By Derek Wallbank
We’ve heard about the 1 percent.
We’ve heard about the 47 percent.
And now, for the first time, more than 50 percent of the members of the U.S. Congress are millionaires, according to the Center for Responsive Politics, the Washington-based organization that tracks political spending.
The median net worth in 2012 for all current members of Congress in office as of the May filing deadline, which was 530 of 535 lawmakers, was $1,008,767.
That’s the first time the median has exceeded $1 million, the center found in a survey of congressional and candidate financial disclosures. There are 268 current members who had a net worth of $1 million or more, up from 257 members, or 48 percent, a year earlier.

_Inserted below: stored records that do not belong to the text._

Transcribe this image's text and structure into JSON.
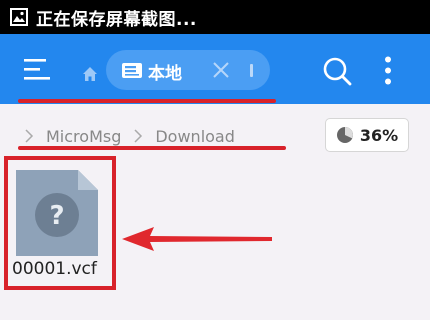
{
  "status_bar": {
    "notification_text": "正在保存屏幕截图...",
    "icon": "image-icon"
  },
  "toolbar": {
    "menu_icon": "hamburger-menu-icon",
    "home_icon": "home-icon",
    "tab": {
      "label": "本地",
      "icon": "disk-icon",
      "close_icon": "close-icon"
    },
    "search_icon": "search-icon",
    "more_icon": "more-vertical-icon",
    "background_color": "#2387ee"
  },
  "breadcrumb": {
    "items": [
      "MicroMsg",
      "Download"
    ]
  },
  "storage": {
    "percent_label": "36%",
    "used_fraction": 0.36
  },
  "files": [
    {
      "name": "00001.vcf",
      "icon": "unknown-file-icon"
    }
  ],
  "annotations": {
    "color": "#d8222a"
  }
}
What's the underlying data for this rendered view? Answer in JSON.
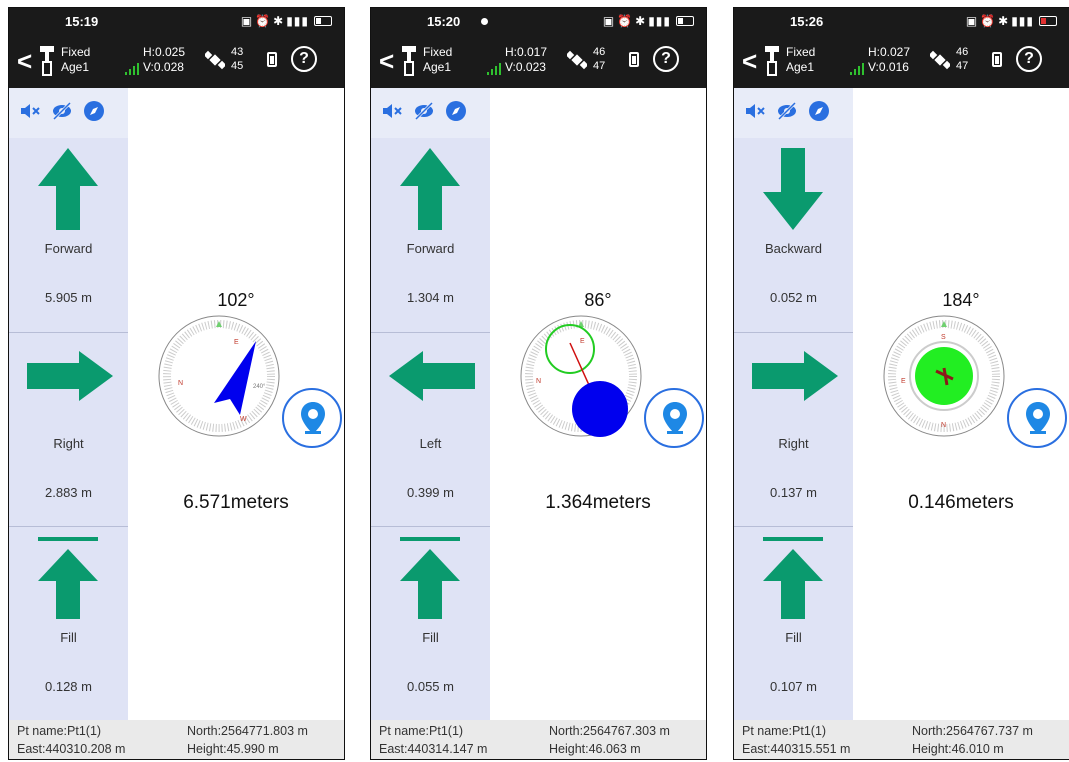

The milestone comes as Congress is having difficulty approving benefits for people who have less, such as extending expanded unemployment benefits, funding for food stamps and increasing the minimum wage.
“Despite the fact that polls show how dissatisfied Americans are with Congress overall, there’s been no change in our appetite to elect affluent politicians to represent our concerns in Washington,” Sheila Krumholz, executive director of the center, said in a statement on the group’s website.
Krumholz said it is “undeniable” that to run for office in the U.S. electoral system “candidates need access to wealth to run financially viable campaigns, and the most successful fundraisers are politicians who swim in those circles to begin with.”